Tana's elephant, Wannalee, shows some good form in returning the ankus, or mahout tool, that Tana has carelessly dropped. Actually, dropping and returning the tool is part of the training. Mostly is was us being trained, as the elephants are very smart and knew exactly what to do.
After our morning training we participated in the elephant show that is put on three times daily for the visitors to the center. The elephants could probably do the show by themselves, without any direction from the mahouts.
As well as performing a few tricks and putting on a demonstration of logging techniques, the elephants do a bit of painting as part of the show. Some are abstract artists, some take direction well and can be steered to writing letters and words.

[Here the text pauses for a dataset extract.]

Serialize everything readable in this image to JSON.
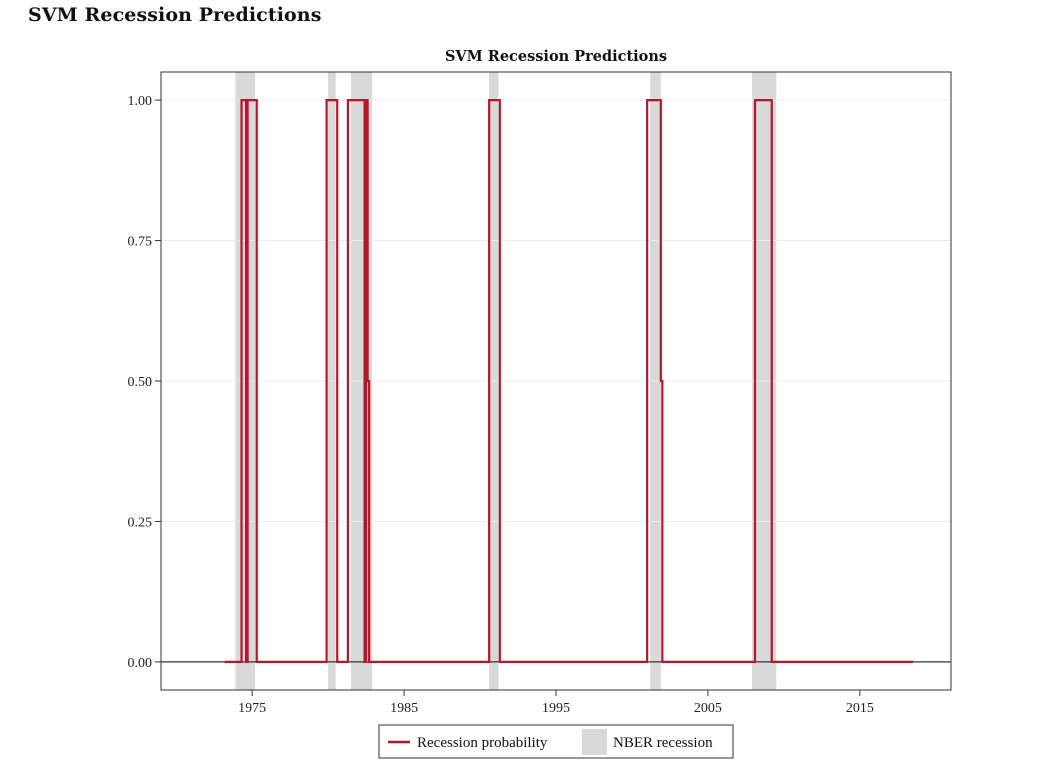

Our accomodation was right in the village where the mahouts and other camp workers lived. They were nice and took great care of us. Here Zane watches as a mahout goes by on his way home from work. For some reason his elephant stayed near the village at night - most of the others were taken out to the forest to spent the night.
The next day we donned our mahout suits and went to class. Here we learned 3 ways to get on and off the elephant, as well as several commands to control the elephants. Here Zane shows some good form in getting up on the elephant by jumping onto his neck. The elephants were very patient with us.
Most of the mahouts spoke very little english, put they were very funny and liked to play various tricks, like directing the elephants to spray other mahout trainees or visitors to the park. The mahouts are assigned to an elephant shortly after it is born and stay with it for life, basically. Most of the mahouts were very gentle with the elephants and did not need to use the ankus at all to get them to behave.